Ongoing research includes a CORE Research Program funded by MBRACE, Mississippi Based RESTORE Act Center of Excellence. The goal of this project is to identify differences in abiotic and biotic stressors at current and historic oyster reef sites, to better understand oyster reef health and to inform management regarding the best places and practices to improve oyster reef restoration strategies. To address this goal, The University of Mississippi researchers will undertake three interdisciplinary objectives. They will: 1) develop and deploy replicate Oyster Sensor Platforms to current and historic oyster reefs, 2) characterize the biochemical and physiological responses of oysters to natural and anthropogenic stressors at these sites, and 3) assess the ecological and environmental impacts of stress on oyster reefs.
Using zebrafish breast cancer xenotransplantation models for natural product drug discovery
There is a need to develop in vivo systems for high throughput screening of anti-cancer compounds because the traditional model (mouse) is slow to develop tumors after xenotransplantation, less amenable for high throughput screening, and expensive to maintain. Zebrafish offer unique advantages as an animal model because they develop rapidly and can be xenotransplanted with human cancer cells and exhibit similar gene expression as humans. Using transparent transgenic zebrafish embryos with fluorescent vasculature, the metastases of the labelled tumor cells can be tracked and the effects of anti-cancer compounds on the tumor cells can be observed. Leads with the highest efficacy and safety are then targeted for additional evaluation of mechanisms of action.
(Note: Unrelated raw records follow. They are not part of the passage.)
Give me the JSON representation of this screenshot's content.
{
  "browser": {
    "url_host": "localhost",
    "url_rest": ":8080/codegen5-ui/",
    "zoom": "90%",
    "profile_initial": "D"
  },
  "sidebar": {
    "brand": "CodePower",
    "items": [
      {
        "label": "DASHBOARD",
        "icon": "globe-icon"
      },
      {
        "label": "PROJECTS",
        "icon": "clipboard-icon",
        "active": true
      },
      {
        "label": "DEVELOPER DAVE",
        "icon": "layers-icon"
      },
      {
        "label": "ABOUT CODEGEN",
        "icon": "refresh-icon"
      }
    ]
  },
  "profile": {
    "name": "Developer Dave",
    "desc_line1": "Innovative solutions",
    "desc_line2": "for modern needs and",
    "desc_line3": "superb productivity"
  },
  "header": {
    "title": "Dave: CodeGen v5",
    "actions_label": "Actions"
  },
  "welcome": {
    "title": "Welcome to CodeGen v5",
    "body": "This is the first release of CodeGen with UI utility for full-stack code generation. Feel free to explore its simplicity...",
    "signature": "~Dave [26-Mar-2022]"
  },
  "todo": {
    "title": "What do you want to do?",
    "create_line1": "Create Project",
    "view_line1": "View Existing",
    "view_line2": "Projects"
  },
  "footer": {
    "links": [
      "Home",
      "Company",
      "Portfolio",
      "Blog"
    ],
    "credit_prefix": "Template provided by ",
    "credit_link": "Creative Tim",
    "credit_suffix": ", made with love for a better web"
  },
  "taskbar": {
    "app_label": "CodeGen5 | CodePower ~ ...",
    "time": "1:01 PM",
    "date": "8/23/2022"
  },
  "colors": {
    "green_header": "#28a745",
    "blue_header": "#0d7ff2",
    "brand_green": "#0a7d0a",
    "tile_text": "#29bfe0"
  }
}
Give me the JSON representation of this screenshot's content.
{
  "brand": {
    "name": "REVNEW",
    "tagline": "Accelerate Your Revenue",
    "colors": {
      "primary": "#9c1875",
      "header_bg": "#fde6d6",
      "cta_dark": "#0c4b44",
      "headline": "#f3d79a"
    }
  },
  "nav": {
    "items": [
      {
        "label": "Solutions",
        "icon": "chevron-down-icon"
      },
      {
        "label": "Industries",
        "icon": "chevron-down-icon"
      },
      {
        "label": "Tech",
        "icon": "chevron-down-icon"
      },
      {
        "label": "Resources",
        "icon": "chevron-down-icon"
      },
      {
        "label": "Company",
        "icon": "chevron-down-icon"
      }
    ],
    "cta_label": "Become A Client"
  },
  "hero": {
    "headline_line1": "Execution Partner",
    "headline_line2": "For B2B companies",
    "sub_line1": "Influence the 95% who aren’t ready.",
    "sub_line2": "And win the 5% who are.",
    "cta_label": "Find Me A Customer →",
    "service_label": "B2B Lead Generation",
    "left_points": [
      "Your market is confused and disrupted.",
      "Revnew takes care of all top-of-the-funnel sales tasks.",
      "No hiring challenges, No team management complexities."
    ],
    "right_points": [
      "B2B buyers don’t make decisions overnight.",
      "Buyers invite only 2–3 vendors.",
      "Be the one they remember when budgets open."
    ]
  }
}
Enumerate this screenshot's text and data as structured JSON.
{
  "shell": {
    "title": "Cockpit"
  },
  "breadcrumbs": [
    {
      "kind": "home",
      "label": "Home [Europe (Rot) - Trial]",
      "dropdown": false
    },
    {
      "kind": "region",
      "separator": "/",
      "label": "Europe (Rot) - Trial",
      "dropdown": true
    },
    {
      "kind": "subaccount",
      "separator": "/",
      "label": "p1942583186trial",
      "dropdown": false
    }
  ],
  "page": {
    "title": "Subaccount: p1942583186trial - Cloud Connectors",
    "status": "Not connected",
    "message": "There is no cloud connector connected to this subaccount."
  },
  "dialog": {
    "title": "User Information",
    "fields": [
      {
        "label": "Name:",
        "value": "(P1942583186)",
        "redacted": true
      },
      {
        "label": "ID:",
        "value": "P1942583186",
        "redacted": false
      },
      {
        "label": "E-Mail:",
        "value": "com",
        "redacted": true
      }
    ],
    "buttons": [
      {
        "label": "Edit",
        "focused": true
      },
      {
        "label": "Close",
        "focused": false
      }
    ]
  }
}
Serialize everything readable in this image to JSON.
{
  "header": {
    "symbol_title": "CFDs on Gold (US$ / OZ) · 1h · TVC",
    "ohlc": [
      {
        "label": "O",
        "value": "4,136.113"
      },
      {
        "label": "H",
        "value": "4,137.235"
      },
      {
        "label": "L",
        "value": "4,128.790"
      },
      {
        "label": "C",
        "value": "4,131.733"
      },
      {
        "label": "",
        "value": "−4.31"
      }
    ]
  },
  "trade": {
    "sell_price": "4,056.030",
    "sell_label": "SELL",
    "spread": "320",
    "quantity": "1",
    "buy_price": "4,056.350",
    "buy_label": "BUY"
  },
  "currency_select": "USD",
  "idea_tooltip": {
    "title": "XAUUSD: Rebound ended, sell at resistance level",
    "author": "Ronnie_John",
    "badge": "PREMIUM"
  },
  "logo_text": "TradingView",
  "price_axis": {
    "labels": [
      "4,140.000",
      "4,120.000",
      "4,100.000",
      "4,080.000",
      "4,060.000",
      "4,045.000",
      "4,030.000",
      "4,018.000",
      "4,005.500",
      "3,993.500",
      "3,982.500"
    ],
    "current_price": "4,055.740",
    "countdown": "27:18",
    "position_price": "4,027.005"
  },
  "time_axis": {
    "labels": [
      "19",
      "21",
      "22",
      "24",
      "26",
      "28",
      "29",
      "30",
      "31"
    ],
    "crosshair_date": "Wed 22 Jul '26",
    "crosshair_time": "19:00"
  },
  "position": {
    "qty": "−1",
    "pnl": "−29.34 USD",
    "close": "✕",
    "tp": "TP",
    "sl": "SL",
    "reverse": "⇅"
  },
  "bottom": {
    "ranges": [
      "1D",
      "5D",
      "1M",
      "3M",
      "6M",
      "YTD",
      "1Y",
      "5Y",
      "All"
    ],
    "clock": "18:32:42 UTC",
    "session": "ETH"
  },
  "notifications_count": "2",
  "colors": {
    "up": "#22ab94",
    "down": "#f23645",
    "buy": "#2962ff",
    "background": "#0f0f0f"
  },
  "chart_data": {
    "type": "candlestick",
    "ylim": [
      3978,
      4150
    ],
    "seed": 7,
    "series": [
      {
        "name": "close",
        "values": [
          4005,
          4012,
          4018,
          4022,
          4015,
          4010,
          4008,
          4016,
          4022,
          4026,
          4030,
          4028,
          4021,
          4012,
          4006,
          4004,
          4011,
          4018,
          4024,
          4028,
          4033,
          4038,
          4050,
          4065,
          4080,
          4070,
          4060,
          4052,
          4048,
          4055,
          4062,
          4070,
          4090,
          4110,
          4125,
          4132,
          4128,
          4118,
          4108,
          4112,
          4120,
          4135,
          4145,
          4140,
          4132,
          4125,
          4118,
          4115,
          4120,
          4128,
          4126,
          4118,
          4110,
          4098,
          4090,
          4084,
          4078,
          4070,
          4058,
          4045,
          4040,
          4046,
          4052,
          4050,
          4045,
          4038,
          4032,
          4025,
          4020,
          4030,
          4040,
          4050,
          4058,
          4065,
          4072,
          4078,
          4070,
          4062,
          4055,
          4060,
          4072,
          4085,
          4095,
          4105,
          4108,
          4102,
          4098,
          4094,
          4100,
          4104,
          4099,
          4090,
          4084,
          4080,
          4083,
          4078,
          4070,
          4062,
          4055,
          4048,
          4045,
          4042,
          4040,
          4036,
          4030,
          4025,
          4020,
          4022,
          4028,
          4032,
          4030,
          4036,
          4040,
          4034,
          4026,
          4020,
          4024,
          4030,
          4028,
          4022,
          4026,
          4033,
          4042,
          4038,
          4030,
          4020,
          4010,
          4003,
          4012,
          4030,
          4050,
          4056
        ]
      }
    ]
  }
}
COBRE Phase III Pilot Project Program Applications Now Accepted
The Center of Research Excellence in Natural Products Neuroscience (CORE-NPN) supports a formal mentoring program to promote the establishment of independent research programs for investigators. All investigators receive bridge funding ($50,000 per year for maximum two years) to support their research. The investigators are required to submit a competitive R01 grant application to NIH within two years of receiving support through this program. Dr. Willett serves at PI of the Pilot Project Program.